Ne yazık ki AKP hükümeti, mecliste sahip olduğu 326 oy çokluğuyla her konuda olduğu gibi hiç kimseyi dikkate almadan bu yasayı da bütün direnişlere rağmen çıkardı.

Böylece olağanüstü bir gelişme olmazsa 2014 Nisan ayından itibaren 29 Büyükşehirde yaşayacak olan;

Köylümüz, sırtındaki yük yetmezmiş gibi yeni belediye vergileri ve imar yükümlülükleri ile tanışacak,

Nasıl olacağı bilinmez ama iki ineği olan Fatma teyze, hayvan damını köy dışına yapmak zorunda olacak,

Siftahsız kepenk kapatan esnafımızın belediye vergileri kaldıramayacağı seviyeye yükselecek,

Belediye sakinlerinin emlak vergisinden temizlik vergisine kadar ödediği ve ödeyeceği vergiler %300’e kadar artacak,

Bütün bunlardan daha önemli olarak çok iyi bilmeli ve kabul etmeliyiz ki bu yeni kanunla verilen yetkilere göre;

“Bütün/Büyükşehir Belediyelerinin her biri küçük bir şehir devleti, belediye başkanları da o şehir devletinin başkanı/başbakanı” olacaktır.

Bu sebeplerle “30 Mart 2014 günü yapacağımız yerel seçimlerin” önemini idrak etmiş yurttaşlar olarak, belediye başkanlarımızı seçerken asgari şu özellikleri taşımasına dikkat etmeliyiz.

  • Devleti, Cumhurbaşkanı/Başbakan/Meclis Başkanı kadar iyi tanımalı,
  • Mahalle/Köy muhtarlarımız/azalarımız kadar halka yakın, halkın sesi/gözü ve kulağı olabilmeyi başarabilen, şahsiyetli bir kimlik taşımalı,
  • Araştırmacı bir yazar kadar konusuna hâkim, bilgili/görgülü olmalı,
  • Dünyadaki gelişmeleri/değişmeleri ve çevresinde olup bitenleri çok yakından izlemeli/duymalı ve iyi gözlem yapabilmeli,
  • Karıncanın zarar görmesinden bile sakınan Hz.

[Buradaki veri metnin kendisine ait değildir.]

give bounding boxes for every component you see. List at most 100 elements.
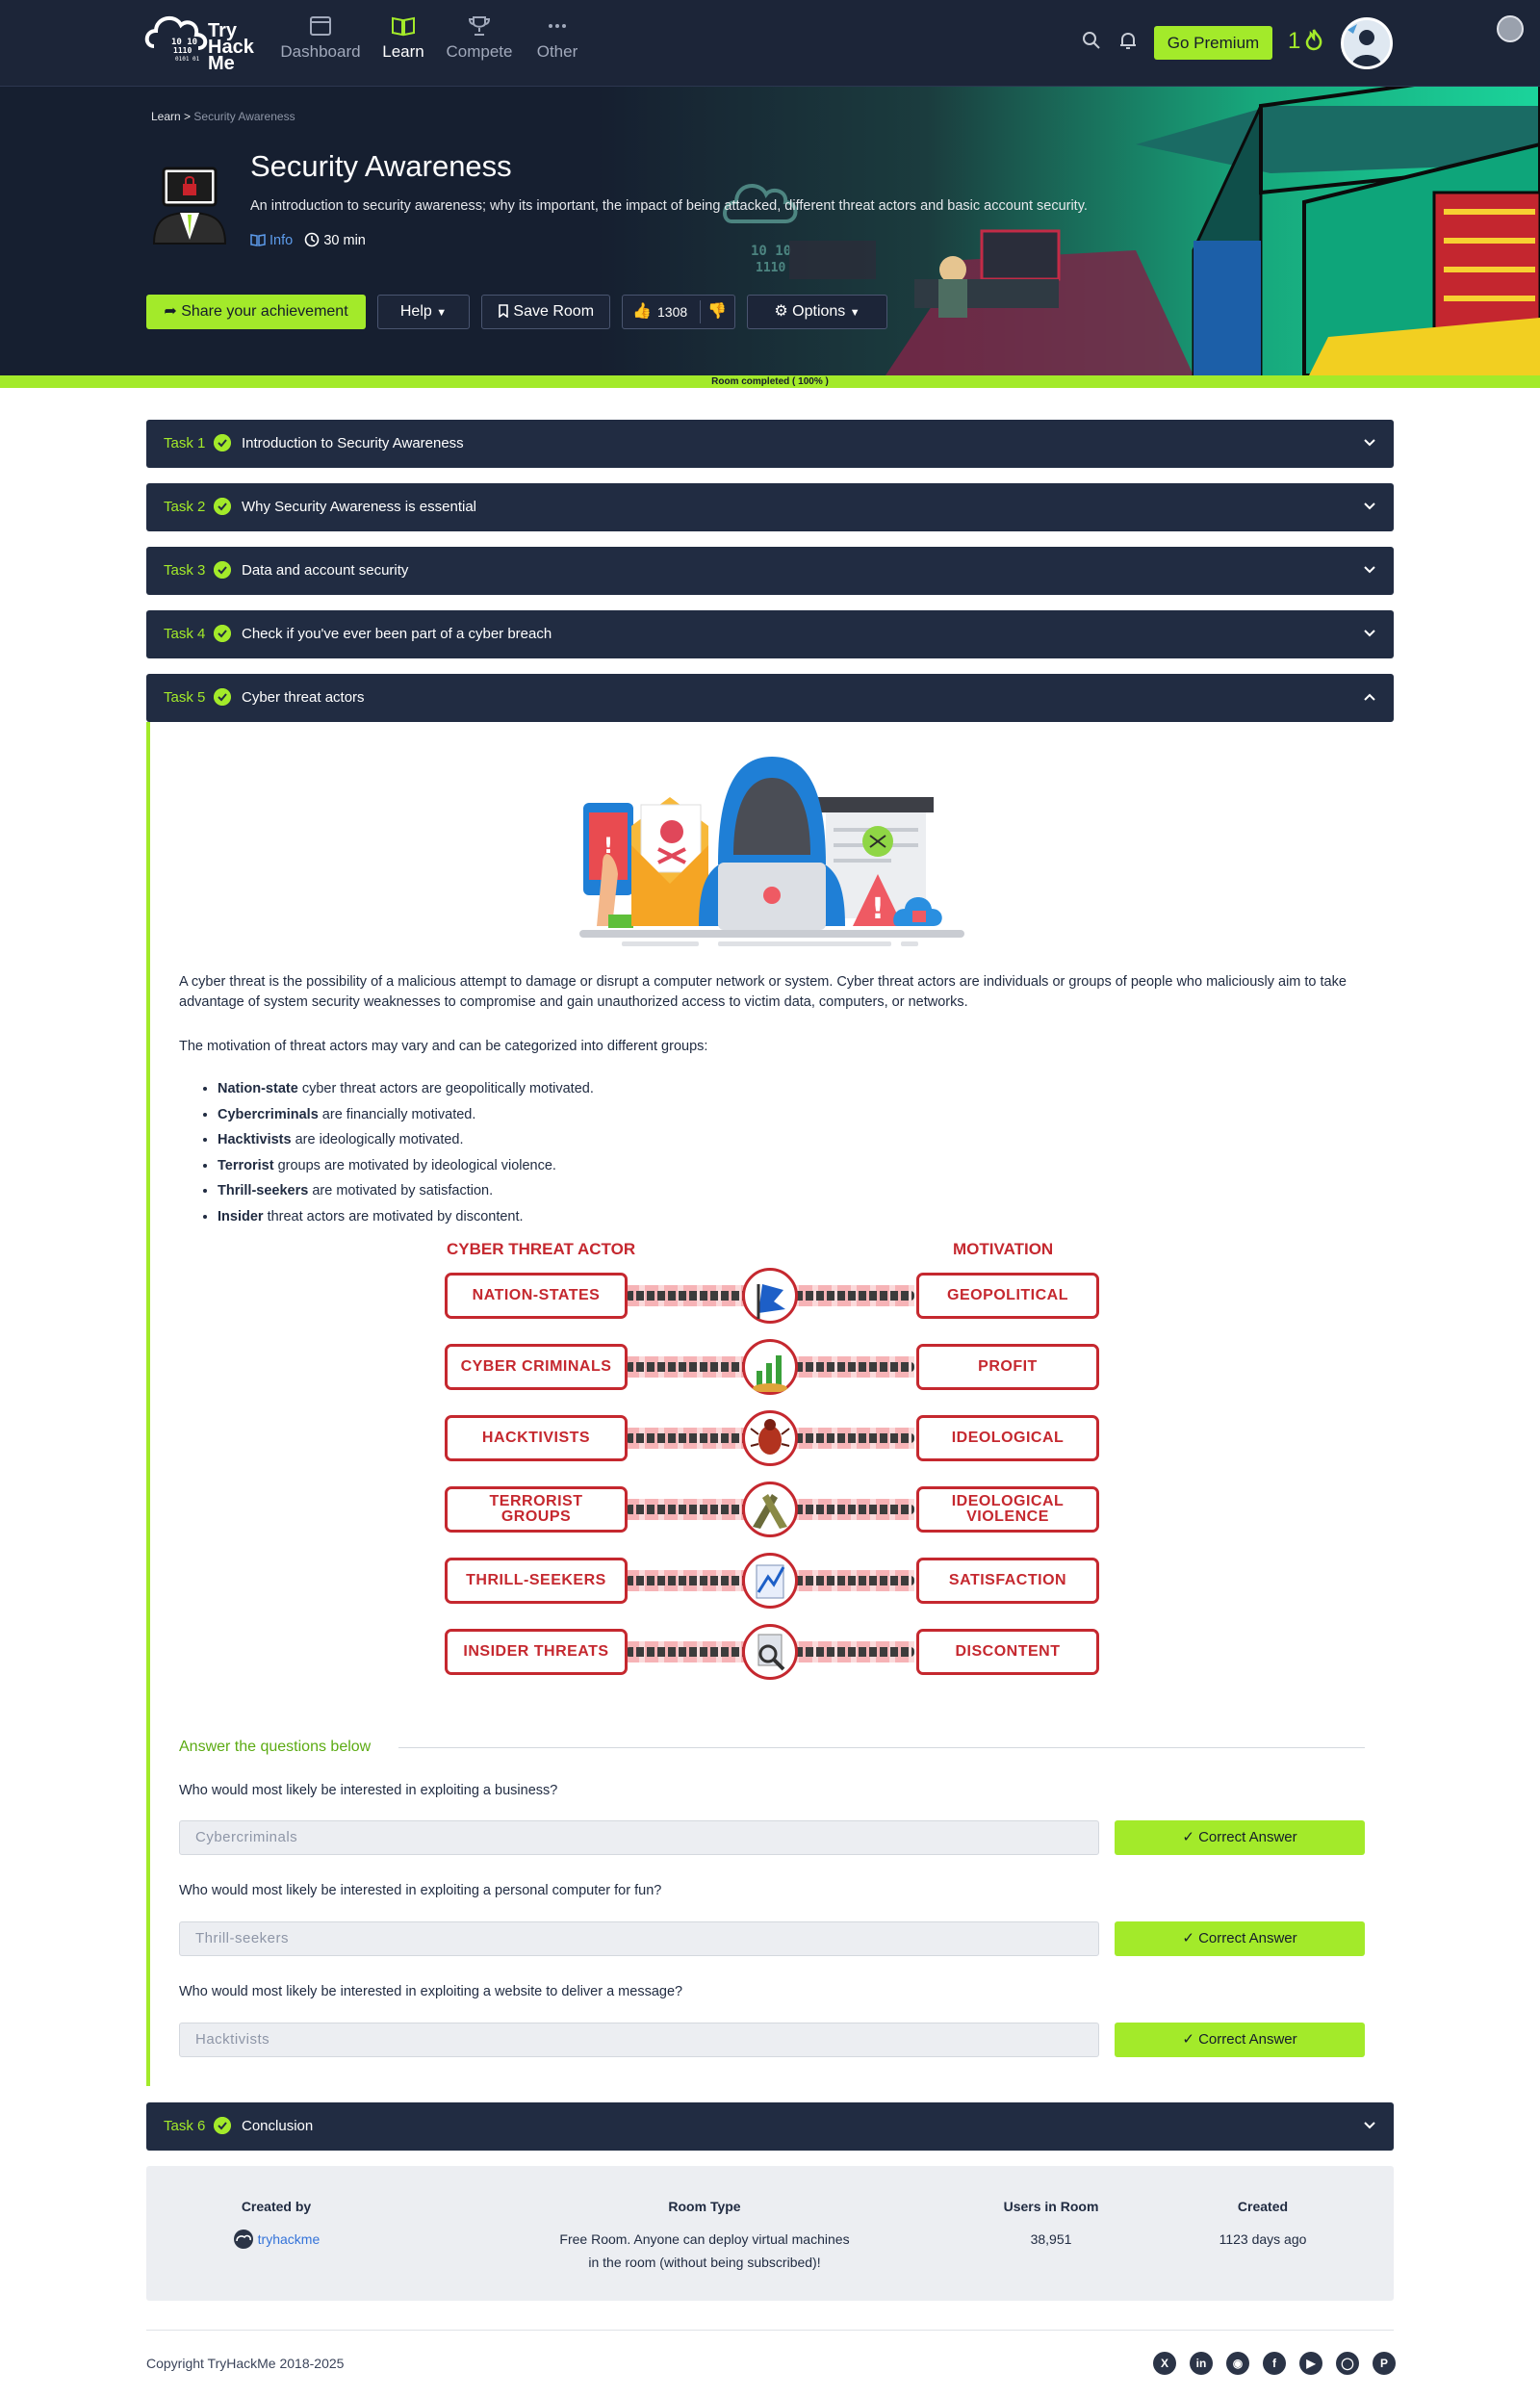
diagram-right-header: MOTIVATION (953, 1240, 1054, 1258)
check-circle-icon (214, 434, 231, 451)
bell-icon[interactable] (1116, 29, 1140, 52)
footer-divider (146, 2330, 1394, 2331)
top-navbar: 10 10 1110 0101 01 Try Hack Me Dashboard… (0, 0, 1540, 87)
share-icon: ➦ (164, 303, 177, 320)
check-icon: ✓ (1182, 1930, 1194, 1946)
book-open-icon (250, 234, 266, 246)
vote-group: 👍 1308 👎 (622, 295, 735, 329)
question-3-text: Who would most likely be interested in e… (179, 1984, 683, 1999)
go-premium-button[interactable]: Go Premium (1154, 26, 1272, 60)
list-item: Nation-state cyber threat actors are geo… (218, 1076, 594, 1102)
search-icon[interactable] (1080, 29, 1103, 52)
users-value: 38,951 (1030, 2231, 1072, 2247)
task-number: Task 4 (164, 626, 206, 642)
question-2-answer-field[interactable]: Thrill-seekers (179, 1921, 1099, 1956)
check-circle-icon (214, 625, 231, 642)
pinterest-icon[interactable]: P (1373, 2352, 1396, 2375)
question-1-answer-field[interactable]: Cybercriminals (179, 1820, 1099, 1855)
svg-text:10 10: 10 10 (751, 244, 791, 259)
chevron-down-icon (1364, 503, 1375, 510)
nav-compete[interactable]: Compete (436, 15, 523, 62)
actor-box: CYBER CRIMINALS (445, 1344, 628, 1390)
question-3-correct-button[interactable]: ✓ Correct Answer (1115, 2023, 1365, 2057)
motivation-box: IDEOLOGICAL VIOLENCE (916, 1486, 1099, 1533)
task-3-header[interactable]: Task 3 Data and account security (146, 547, 1394, 595)
thumbs-up-icon[interactable]: 👍 (632, 296, 652, 328)
task-1-header[interactable]: Task 1 Introduction to Security Awarenes… (146, 420, 1394, 468)
facebook-icon[interactable]: f (1263, 2352, 1286, 2375)
task-6-header[interactable]: Task 6 Conclusion (146, 2102, 1394, 2151)
room-duration: 30 min (323, 233, 366, 248)
actor-symbol-icon (742, 1339, 798, 1395)
users-column: Users in Room 38,951 (984, 2199, 1118, 2251)
task-number: Task 3 (164, 562, 206, 579)
svg-text:1110: 1110 (173, 46, 192, 55)
created-by-heading: Created by (241, 2199, 312, 2214)
question-3-answer-field[interactable]: Hacktivists (179, 2023, 1099, 2057)
vote-divider (700, 300, 701, 323)
breadcrumb-current: Security Awareness (193, 110, 295, 123)
svg-text:0101 01: 0101 01 (175, 56, 200, 63)
list-item: Thrill-seekers are motivated by satisfac… (218, 1178, 594, 1204)
chevron-up-icon (1364, 693, 1375, 701)
task-2-header[interactable]: Task 2 Why Security Awareness is essenti… (146, 483, 1394, 531)
motivation-box: IDEOLOGICAL (916, 1415, 1099, 1461)
task-4-header[interactable]: Task 4 Check if you've ever been part of… (146, 610, 1394, 658)
task-number: Task 2 (164, 499, 206, 515)
creator-link[interactable]: tryhackme (258, 2231, 321, 2247)
chevron-down-icon (1364, 630, 1375, 637)
answer-section-header: Answer the questions below (179, 1739, 372, 1755)
flame-icon (1306, 29, 1322, 51)
actor-box: NATION-STATES (445, 1273, 628, 1319)
copyright-text: Copyright TryHackMe 2018-2025 (146, 2356, 345, 2371)
user-avatar[interactable] (1341, 17, 1393, 69)
actor-box: THRILL-SEEKERS (445, 1558, 628, 1604)
motivation-box: SATISFACTION (916, 1558, 1099, 1604)
check-circle-icon (214, 688, 231, 706)
question-2-correct-button[interactable]: ✓ Correct Answer (1115, 1921, 1365, 1956)
streak-counter[interactable]: 1 (1288, 27, 1324, 56)
question-1-text: Who would most likely be interested in e… (179, 1783, 558, 1798)
created-by-value: tryhackme (214, 2228, 339, 2251)
youtube-icon[interactable]: ▶ (1299, 2352, 1322, 2375)
clock-icon (305, 232, 320, 247)
actor-symbol-icon (742, 1410, 798, 1466)
instagram-icon[interactable]: ◯ (1336, 2352, 1359, 2375)
breadcrumb-learn[interactable]: Learn (151, 110, 181, 123)
save-room-button[interactable]: Save Room (481, 295, 610, 329)
chevron-down-icon (1364, 439, 1375, 447)
floating-circle-button[interactable] (1497, 15, 1524, 42)
help-dropdown-button[interactable]: Help ▼ (377, 295, 470, 329)
users-heading: Users in Room (1003, 2199, 1099, 2214)
room-info-link[interactable]: Info (250, 233, 293, 248)
logo-wordmark: Try Hack Me (208, 20, 254, 74)
task-title: Cyber threat actors (242, 689, 365, 706)
tryhackme-logo[interactable]: 10 10 1110 0101 01 Try Hack Me (144, 10, 260, 77)
avatar-image (1344, 20, 1390, 66)
task-title: Conclusion (242, 2118, 314, 2134)
created-by-column: Created by tryhackme (214, 2199, 339, 2251)
nav-other[interactable]: Other (514, 15, 601, 62)
caret-down-icon: ▼ (849, 307, 860, 319)
options-dropdown-button[interactable]: ⚙ Options ▼ (747, 295, 887, 329)
room-banner-illustration: 10 10 1110 (597, 87, 1540, 375)
discord-icon[interactable]: ◉ (1226, 2352, 1249, 2375)
task-5-header[interactable]: Task 5 Cyber threat actors (146, 674, 1394, 722)
breadcrumb-separator: > (184, 110, 192, 123)
check-circle-icon (214, 498, 231, 515)
x-icon[interactable]: X (1153, 2352, 1176, 2375)
nav-dashboard[interactable]: Dashboard (277, 15, 364, 62)
caret-down-icon: ▼ (436, 307, 448, 319)
progress-label: Room completed ( 100% ) (711, 376, 829, 387)
ellipsis-icon (549, 24, 566, 28)
actor-box: INSIDER THREATS (445, 1629, 628, 1675)
check-icon: ✓ (1182, 2031, 1194, 2048)
thumbs-down-icon[interactable]: 👎 (707, 296, 727, 328)
svg-text:1110: 1110 (756, 261, 785, 275)
linkedin-icon[interactable]: in (1190, 2352, 1213, 2375)
nav-learn[interactable]: Learn (360, 15, 447, 62)
actor-box: HACKTIVISTS (445, 1415, 628, 1461)
question-1-correct-button[interactable]: ✓ Correct Answer (1115, 1820, 1365, 1855)
task-title: Why Security Awareness is essential (242, 499, 476, 515)
share-achievement-button[interactable]: ➦ Share your achievement (146, 295, 366, 329)
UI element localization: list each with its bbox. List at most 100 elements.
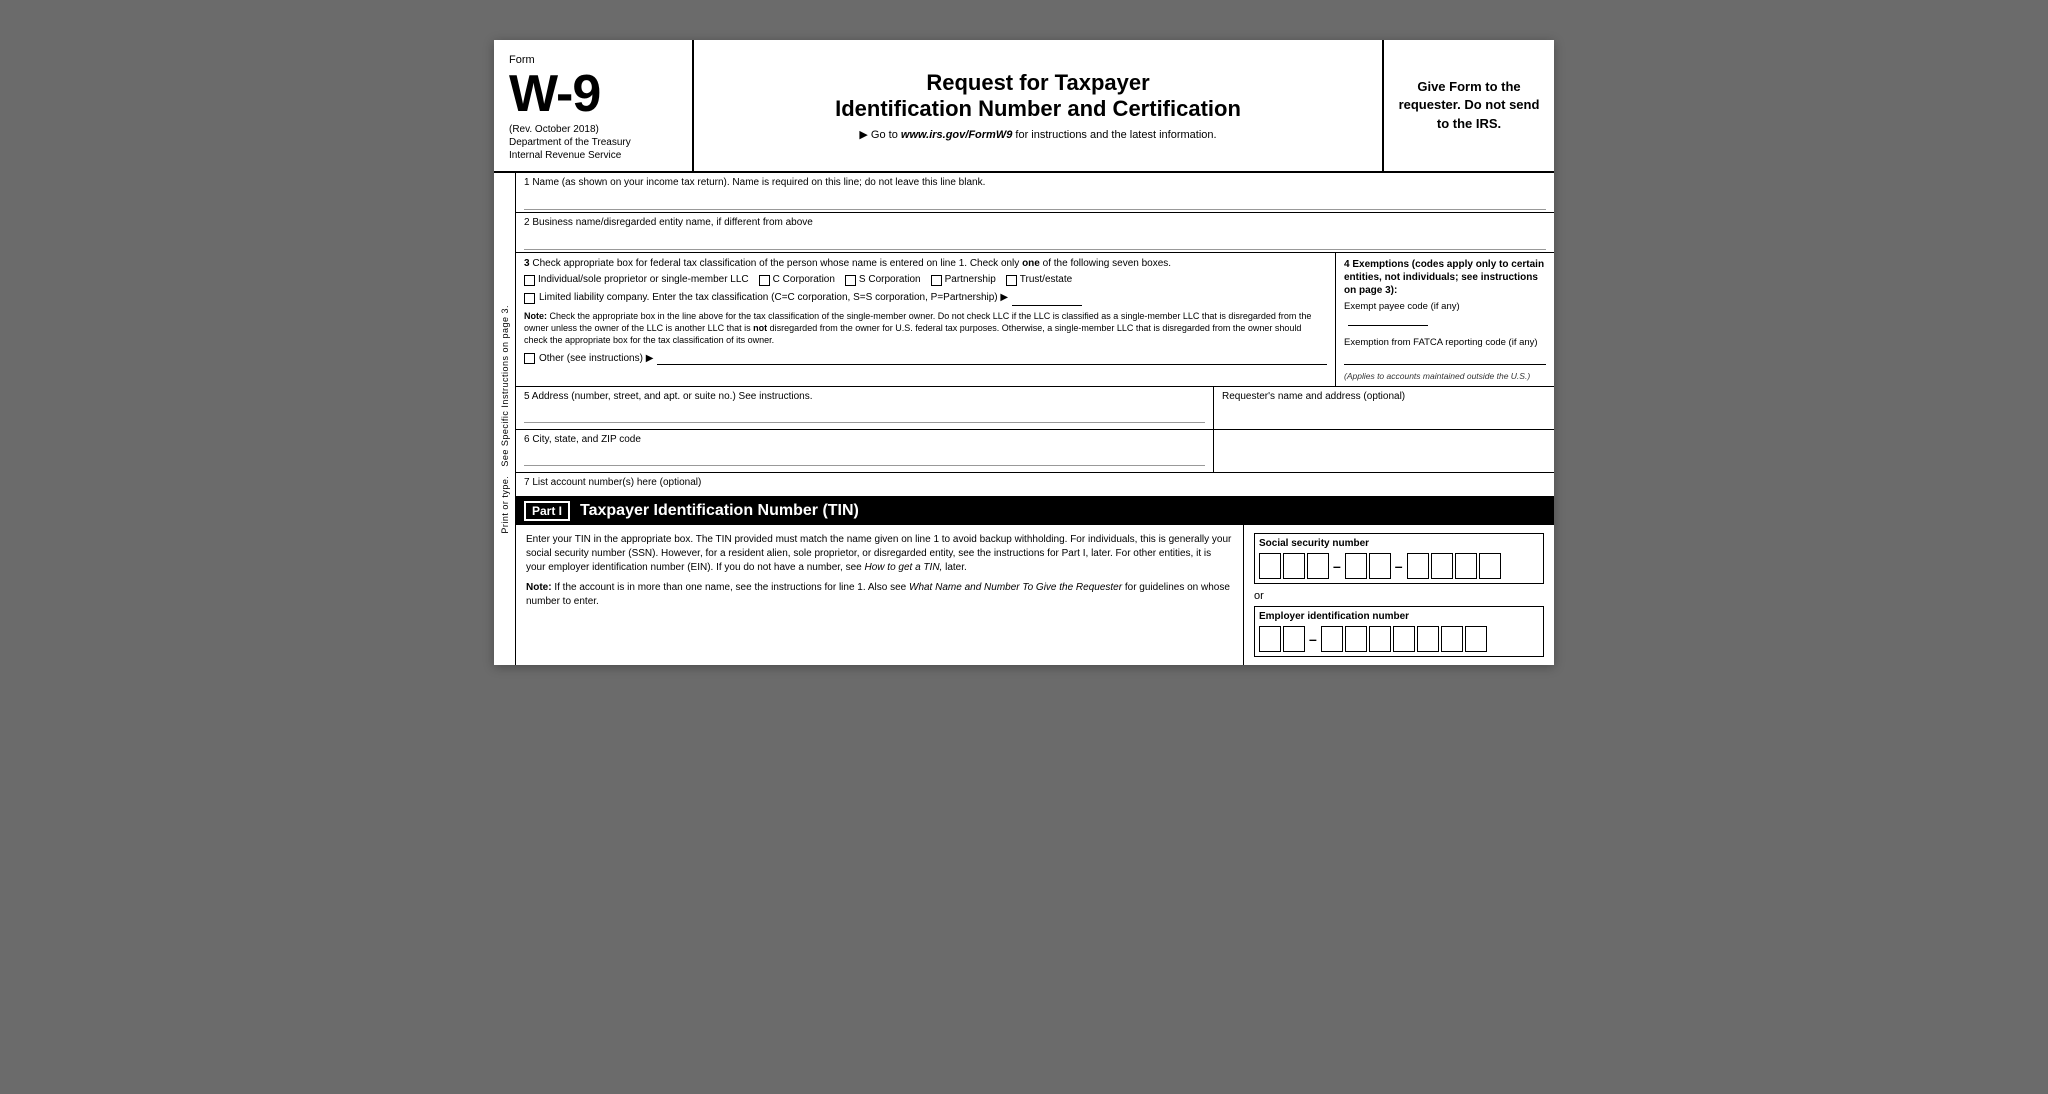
ssn-cell-1[interactable] [1259,553,1281,579]
field-7-label: 7 List account number(s) here (optional) [524,477,1546,488]
cb-s-corp: S Corporation [845,274,921,286]
form-body: Print or type. See Specific Instructions… [494,173,1554,665]
field-5-input[interactable] [524,405,1205,423]
llc-classification-input[interactable] [1012,292,1082,306]
row6-area: 6 City, state, and ZIP code [516,430,1554,473]
other-label: Other (see instructions) ▶ [539,353,653,364]
cb-partnership-label: Partnership [945,274,996,286]
ssn-cell-7[interactable] [1431,553,1453,579]
form-title: Request for Taxpayer Identification Numb… [835,70,1241,123]
header-center: Request for Taxpayer Identification Numb… [694,40,1384,171]
ein-cell-8[interactable] [1441,626,1463,652]
field-1-row: 1 Name (as shown on your income tax retu… [516,173,1554,213]
exempt-payee-input[interactable] [1348,312,1428,326]
side-label-area: Print or type. See Specific Instructions… [494,173,516,665]
ssn-cell-5[interactable] [1369,553,1391,579]
header-right: Give Form to the requester. Do not send … [1384,40,1554,171]
side-label-text: Print or type. See Specific Instructions… [500,305,510,534]
ein-cell-5[interactable] [1369,626,1391,652]
ein-cell-7[interactable] [1417,626,1439,652]
cb-c-corp: C Corporation [759,274,835,286]
form-fields: 1 Name (as shown on your income tax retu… [516,173,1554,665]
row6-right-spacer [1214,430,1554,472]
header-left: Form W-9 (Rev. October 2018) Department … [494,40,694,171]
field-2-input[interactable] [524,230,1546,250]
field-6-input[interactable] [524,448,1205,466]
cb-trust-label: Trust/estate [1020,274,1072,286]
cb-partnership-box[interactable] [931,275,942,286]
other-row: Other (see instructions) ▶ [524,351,1327,365]
part1-badge: Part I [524,501,570,521]
field-3-area: 3 Check appropriate box for federal tax … [516,253,1554,387]
ein-cell-2[interactable] [1283,626,1305,652]
ein-cell-1[interactable] [1259,626,1281,652]
form-header: Form W-9 (Rev. October 2018) Department … [494,40,1554,173]
exempt-payee-label: Exempt payee code (if any) [1344,301,1546,329]
ssn-cell-6[interactable] [1407,553,1429,579]
field-6: 6 City, state, and ZIP code [516,430,1214,472]
ssn-cell-8[interactable] [1455,553,1477,579]
exemptions-title: 4 Exemptions (codes apply only to certai… [1344,258,1546,297]
ein-group1 [1259,626,1305,652]
fatca-input[interactable] [1344,351,1546,365]
field-5: 5 Address (number, street, and apt. or s… [516,387,1214,429]
ssn-cell-9[interactable] [1479,553,1501,579]
ein-group2 [1321,626,1487,652]
form-dept2: Internal Revenue Service [509,150,677,161]
requester-box: Requester's name and address (optional) [1214,387,1554,429]
field-1-input[interactable] [524,190,1546,210]
form-rev: (Rev. October 2018) [509,124,677,135]
cb-individual-label: Individual/sole proprietor or single-mem… [538,274,749,286]
goto-text: ▶ Go to www.irs.gov/FormW9 for instructi… [859,128,1216,141]
ssn-group2 [1345,553,1391,579]
rows-5-7: 5 Address (number, street, and apt. or s… [516,387,1554,497]
ssn-box: Social security number – [1254,533,1544,584]
applies-note: (Applies to accounts maintained outside … [1344,371,1546,381]
cb-individual: Individual/sole proprietor or single-mem… [524,274,749,286]
field-3-note: Note: Check the appropriate box in the l… [524,310,1327,346]
ssn-group3 [1407,553,1501,579]
ein-cell-6[interactable] [1393,626,1415,652]
llc-label: Limited liability company. Enter the tax… [539,292,1008,303]
ein-fields: – [1259,626,1539,652]
exemptions-panel: 4 Exemptions (codes apply only to certai… [1336,253,1554,386]
field-5-label: 5 Address (number, street, and apt. or s… [524,391,1205,402]
field-3-title: 3 Check appropriate box for federal tax … [524,258,1327,269]
ein-box: Employer identification number – [1254,606,1544,657]
ein-cell-4[interactable] [1345,626,1367,652]
ssn-fields: – – [1259,553,1539,579]
ssn-cell-2[interactable] [1283,553,1305,579]
other-input[interactable] [657,351,1327,365]
ssn-title: Social security number [1259,538,1539,549]
or-text: or [1254,590,1544,602]
ein-cell-9[interactable] [1465,626,1487,652]
requester-label: Requester's name and address (optional) [1222,391,1546,402]
fatca-label: Exemption from FATCA reporting code (if … [1344,337,1546,349]
part1-header: Part I Taxpayer Identification Number (T… [516,497,1554,525]
ssn-cell-3[interactable] [1307,553,1329,579]
ein-cell-3[interactable] [1321,626,1343,652]
row5-requester: 5 Address (number, street, and apt. or s… [516,387,1554,430]
cb-s-corp-box[interactable] [845,275,856,286]
ein-title: Employer identification number [1259,611,1539,622]
cb-individual-box[interactable] [524,275,535,286]
ssn-dash-2: – [1395,558,1403,574]
cb-trust-box[interactable] [1006,275,1017,286]
cb-llc-box[interactable] [524,293,535,304]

Ömer gibi adaletli/imanlı ve vicdan sahibi olmalı, haktan hukuktan asla ayrılmamalıdır.

Sonuç;

Seçeceğimiz “belediye başkanı ve meclis üyelerinin” kendilerine emanet edilen şehrin insanlarını “ayrım yapmadan kucaklayabilecek, hakka hukuka saygılı/vicdanlı, özü sözü dosdoğru ve halkın davacı olmadığı tanıdık/bildik kişi/kişiler” olmasına özen göstermek zorundayız.

Sahibi olduğumuz şehirlerimizi emanet edeceğimiz şahsiyetlere karar verirken bu hususlara azami dikkat göstermeli, oy pusulasına “evet” mührünü basarken sonradan “pişman olmayacağımız bir karar” vermeliyiz.

Hukuka uymayan, vatandaşlar arasında ayrım yapan “Yaratılanı yaratandan dolayı değil de sağladığı çıkardan dolayı” seven, kollayıp koruyan,

Kapalı kapıların ardında başka, önünde başka konuşan siyaset tacirlerine,

Halkı cahiller topluluğu olarak gören “seçim zamanlarında sağladığı çıkar ve verdiği vaatlerle kandırarak satın alacağını” düşünen/planlayan kişilere ya da partilere hiçbir şekilde oy verilmemelidir.

Ben bu tür kişilere ve partilere asla oy vermedim bundan sonrada vermem.

Peki, ya siz oyunuzu verir misiniz ya da verecek misiniz? 

Verdiğimiz kararlardan dolayı pişmanlık duymadan yaşayacağımız güzel günler için kalın sağlıkla…..

                                ———————————————

[1] Osmanlının bu çok fonksiyonlu görevlisi ilk dönemlerde kişiliği, işlevi ve hizmetleri bakımından mükemmel kişilerdi. Osmanlı Devletinde ayrı bir belediye birimi olmadığı için yerel hizmetlerde genelde merkezi yönetici (Kadı) ya da lonca/vakıflar tarafından görülürdü ve merkez tarafından belirlenip denetlenirdi.

19. yüzyılda Tanzimat sonrası, bugünkü “kent-yerel yönetici” anlam ve işlevi kazanmıştır. İşlevi bakımından gösterdiği denklikten dolayı “Belediye başkanı” muadili olarak kullandım.